Filming Locations of Uncharted
Adapted from the bestselling video-game series, Uncharted is a classic Hollywood adventure romp that trots the globe in swaggering style. We follow Spider-Man star Tom Holland as young treasure hunter Nate Drake and Mark Wahlberg as his mentor Sully as they sally forth in pursuit of lost treasure and Nathan’s missing brother, with thrills and peril set against a backdrop of famous landmarks around the world.
Despite its computer-generated origins, much of what we see onscreen is the real thing – which surprised even Holland. ‘Movies aren’t made like this anymore,’ he said during the film’s launch. ‘When you make these big, big action movies, you’re just acting on a blue screen.’ Director Ruben Fleischer, best known for the hugely entertaining Zombieland movies, instead chose to build old-fashioned sets. Despite the extra obstacle of filming during Covid, shooting on location added realistic dimensions to the scenes. Here’s our trip around the highlights.
Berlin
The production was based in the legendary Babelsberg Studio in Potsdam, home to films from 1927’s Metropolis to The Hunger Games. Here, the production constructed sets that included a cathedral crypt, the catacombs where we see Nate and fellow treasure-hunter Chloe (Sophia Ali) attempting a desperate escape, a treasure room, and some ancient ships that are the site of a spectacular battle scene.

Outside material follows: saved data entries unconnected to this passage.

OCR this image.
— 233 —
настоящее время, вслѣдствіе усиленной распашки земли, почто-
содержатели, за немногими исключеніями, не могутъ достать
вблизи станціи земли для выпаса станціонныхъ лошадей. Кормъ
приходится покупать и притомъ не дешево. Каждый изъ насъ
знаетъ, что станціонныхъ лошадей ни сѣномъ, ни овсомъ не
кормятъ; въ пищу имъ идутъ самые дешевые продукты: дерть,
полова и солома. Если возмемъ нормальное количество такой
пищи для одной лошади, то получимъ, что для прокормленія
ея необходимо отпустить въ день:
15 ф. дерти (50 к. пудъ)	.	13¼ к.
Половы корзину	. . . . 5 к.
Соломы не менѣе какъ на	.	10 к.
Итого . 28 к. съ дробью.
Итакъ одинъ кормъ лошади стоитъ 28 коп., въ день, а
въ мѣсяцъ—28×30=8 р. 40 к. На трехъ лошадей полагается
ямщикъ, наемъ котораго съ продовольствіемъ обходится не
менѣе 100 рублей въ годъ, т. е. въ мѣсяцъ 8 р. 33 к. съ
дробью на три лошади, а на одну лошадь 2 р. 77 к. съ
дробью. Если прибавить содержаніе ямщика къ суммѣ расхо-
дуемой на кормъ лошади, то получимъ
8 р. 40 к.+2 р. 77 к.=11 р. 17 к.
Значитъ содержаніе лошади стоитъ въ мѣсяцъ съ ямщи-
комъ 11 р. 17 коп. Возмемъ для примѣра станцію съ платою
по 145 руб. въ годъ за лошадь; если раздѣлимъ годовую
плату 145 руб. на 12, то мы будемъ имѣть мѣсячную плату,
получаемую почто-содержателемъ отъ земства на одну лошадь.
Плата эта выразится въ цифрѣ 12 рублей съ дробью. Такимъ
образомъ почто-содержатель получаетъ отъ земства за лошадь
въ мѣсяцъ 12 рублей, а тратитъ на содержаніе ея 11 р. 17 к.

Filming also took place in the city itself, with a key scene happening in the Deutsche Telekom Hauptstadtrepräsentanz, a 19th-century brick office building on Franz Strasse that has been refurbished with an enormous glass atrium and now operates as an events center. In Uncharted, it becomes the Augustine auction house in New York, where we see Nate and Sully on the hunt for an ancient cross. Says production designer Shepherd Frankel, ‘When I walked in, I thought, ‘This atrium tells our story.’ It sets the theme of the film, which is Old World meets New World, antiquities against the backdrop of a contemporary New York City.’